You always told me about your interests. You liked tattoos, cars, hunting. Manly things. You liked to go hunting though, it wasn’t just animals. At first when you were younger you were naïve, just like me.
You fell for a girl, and she, the lioness broke your heart and you became trapped within her sultry love. You fantasized about her, let her break your bones and crunch them in her mouth. Gave her each limb of your body, and your young love. It was tasteless in her mouth though, and she threw you back with the other pile of bones.
I’ve always had an interest with you, but I never had the courage. As time grew, and after she broke you, I became more curious. Eventually I gently made my way to you, and you didn’t turn it down. My youngness turned womanly, and I nurtured you and seduced you, but that was all you wanted from me.
On and off you hunted me, because that’s what you enjoyed, the thrill of the hunt. I fell more and more for you, a bloody mess. I gave you my everything. I tore myself to pieces and ripped myself apart just to give you a taste of something you didn’t want, just like her. The lioness.
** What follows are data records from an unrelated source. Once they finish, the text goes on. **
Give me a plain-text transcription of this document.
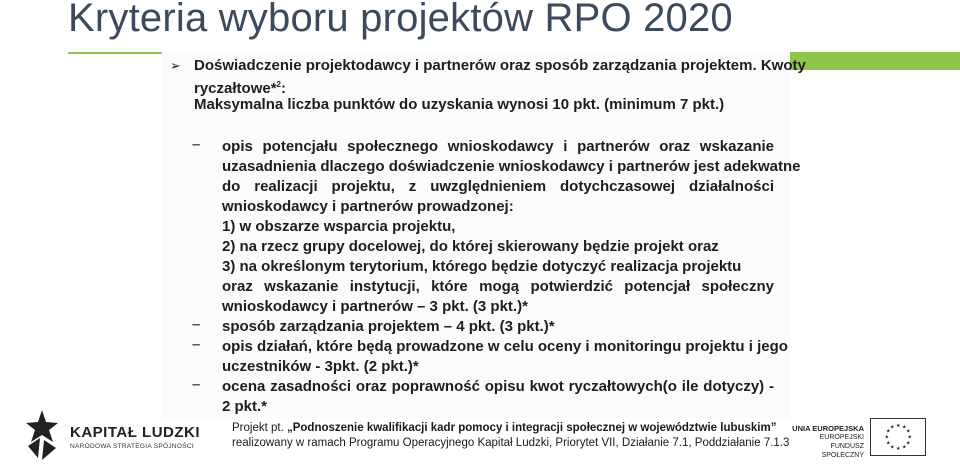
Kryteria wyboru projektów RPO 2020
➢ Doświadczenie projektodawcy i partnerów oraz sposób zarządzania projektem. Kwoty
ryczałtowe*$^2$:
Maksymalna liczba punktów do uzyskania wynosi 10 pkt. (minimum 7 pkt.)
– opis potencjału społecznego wnioskodawcy i partnerów oraz wskazanie
uzasadnienia dlaczego doświadczenie wnioskodawcy i partnerów jest adekwatne
do realizacji projektu, z uwzględnieniem dotychczasowej działalności
wnioskodawcy i partnerów prowadzonej:
1) w obszarze wsparcia projektu,
2) na rzecz grupy docelowej, do której skierowany będzie projekt oraz
3) na określonym terytorium, którego będzie dotyczyć realizacja projektu
oraz wskazanie instytucji, które mogą potwierdzić potencjał społeczny
wnioskodawcy i partnerów – 3 pkt. (3 pkt.)*
– sposób zarządzania projektem – 4 pkt. (3 pkt.)*
– opis działań, które będą prowadzone w celu oceny i monitoringu projektu i jego
uczestników - 3pkt. (2 pkt.)*
– ocena zasadności oraz poprawność opisu kwot ryczałtowych(o ile dotyczy) -
2 pkt.*
KAPITAŁ LUDZKI
NARODOWA STRATEGIA SPÓJNOŚCI
Projekt pt. „Podnoszenie kwalifikacji kadr pomocy i integracji społecznej w województwie lubuskim”
realizowany w ramach Programu Operacyjnego Kapitał Ludzki, Priorytet VII, Działanie 7.1, Poddziałanie 7.1.3
UNIA EUROPEJSKA
EUROPEJSKI
FUNDUSZ SPOŁECZNY
★ ★
★
★
★
★
★
★
★
★
★
★
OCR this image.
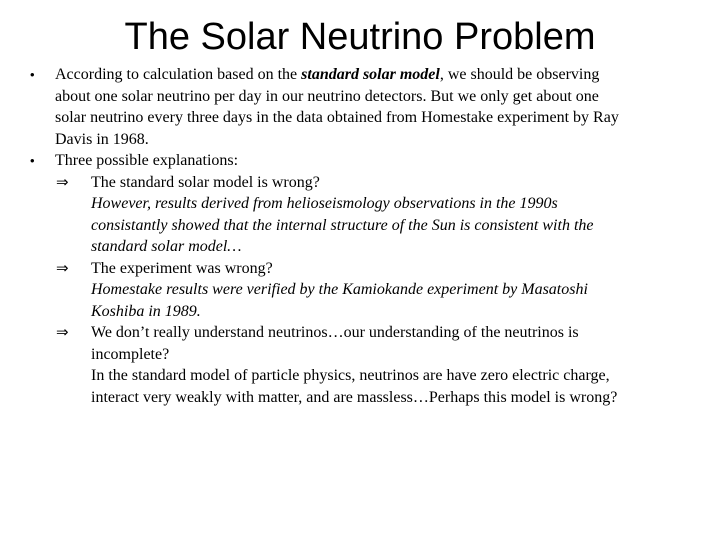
The Solar Neutrino Problem
• According to calculation based on the standard solar model, we should be observing
about one solar neutrino per day in our neutrino detectors. But we only get about one
solar neutrino every three days in the data obtained from Homestake experiment by Ray
Davis in 1968.
• Three possible explanations:
⇒ The standard solar model is wrong?
However, results derived from helioseismology observations in the 1990s
consistantly showed that the internal structure of the Sun is consistent with the
standard solar model…
⇒ The experiment was wrong?
Homestake results were verified by the Kamiokande experiment by Masatoshi
Koshiba in 1989.
⇒ We don’t really understand neutrinos…our understanding of the neutrinos is
incomplete?
In the standard model of particle physics, neutrinos are have zero electric charge,
interact very weakly with matter, and are massless…Perhaps this model is wrong?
She taught you her ways and just like her, you tore me apart and stalked me.
I didn’t feel pain though, just bleedings of endless love as you tore me to shreds. I laid there, as you took my soul, because you ate my heart. It’s yours forever, and you still take a bite out of it every now and again. I became an addict to the pain you’ve caused me and learned to love the raw taste.
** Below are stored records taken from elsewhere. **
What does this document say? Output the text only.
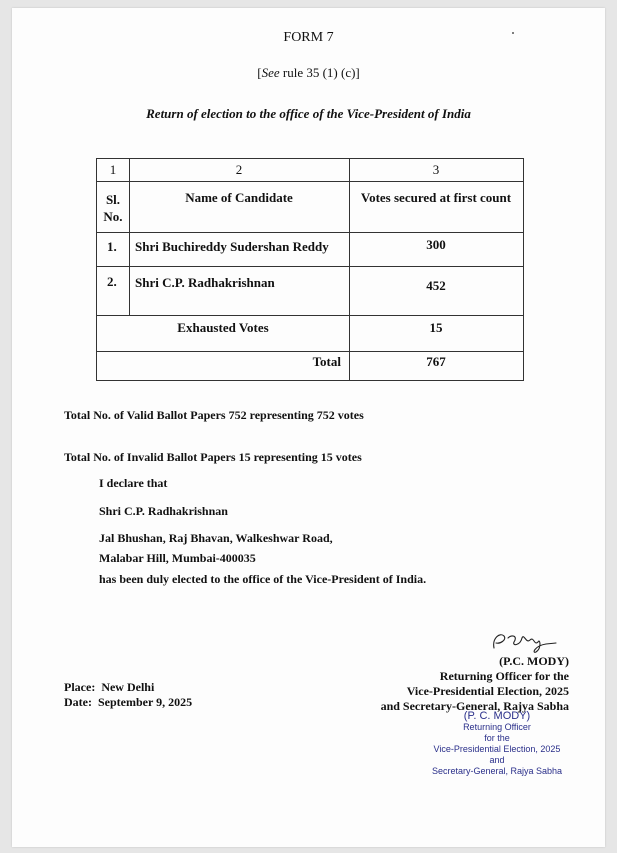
FORM 7
[See rule 35 (1) (c)]
Return of election to the office of the Vice-President of India
1	2	3
Sl.
No.
Name of Candidate	Votes secured at first count
1. Shri Buchireddy Sudershan Reddy	300
2. Shri C.P. Radhakrishnan	452
Exhausted Votes	15
Total	767
Total No. of Valid Ballot Papers 752 representing 752 votes
Total No. of Invalid Ballot Papers 15 representing 15 votes
I declare that
Shri C.P. Radhakrishnan
Jal Bhushan, Raj Bhavan, Walkeshwar Road,
Malabar Hill, Mumbai-400035
has been duly elected to the office of the Vice-President of India.
(P.C. MODY)
Returning Officer for the
Vice-Presidential Election, 2025
and Secretary-General, Rajya Sabha
Place: New Delhi
Date: September 9, 2025
(P. C. MODY)
Returning Officer
for the
Vice-Presidential Election, 2025
and
Secretary-General, Rajya Sabha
You slowly began breaking me down, and I wonder if that’s what you enjoyed the most? Knowing how much I loved you and how much power you had over me. That’s not the only thing though, you tore me to shreds like a lion, but you’re a broken man. A coward.
The truth is nobody ever gave you the taste I did. Nobody ever gave you the taste of love and passion the way I did. You loved the taste of me, and you couldn’t let it go. Not wanting my love, but you didn’t want loneliness either. Our love was always broken and never right.
You told me it was love but in the end, you were the hunter and I was the hunted. You shot me right in the brain and killed me. It wasn’t your brutality and viciousness that killed me though. It was the way you effortlessly ripped out and bit into my heart, sucking the life right out of me, and leaving my body helpless and my eyes glassy and dead. Always looking into yours and never away. The thrill of the kill.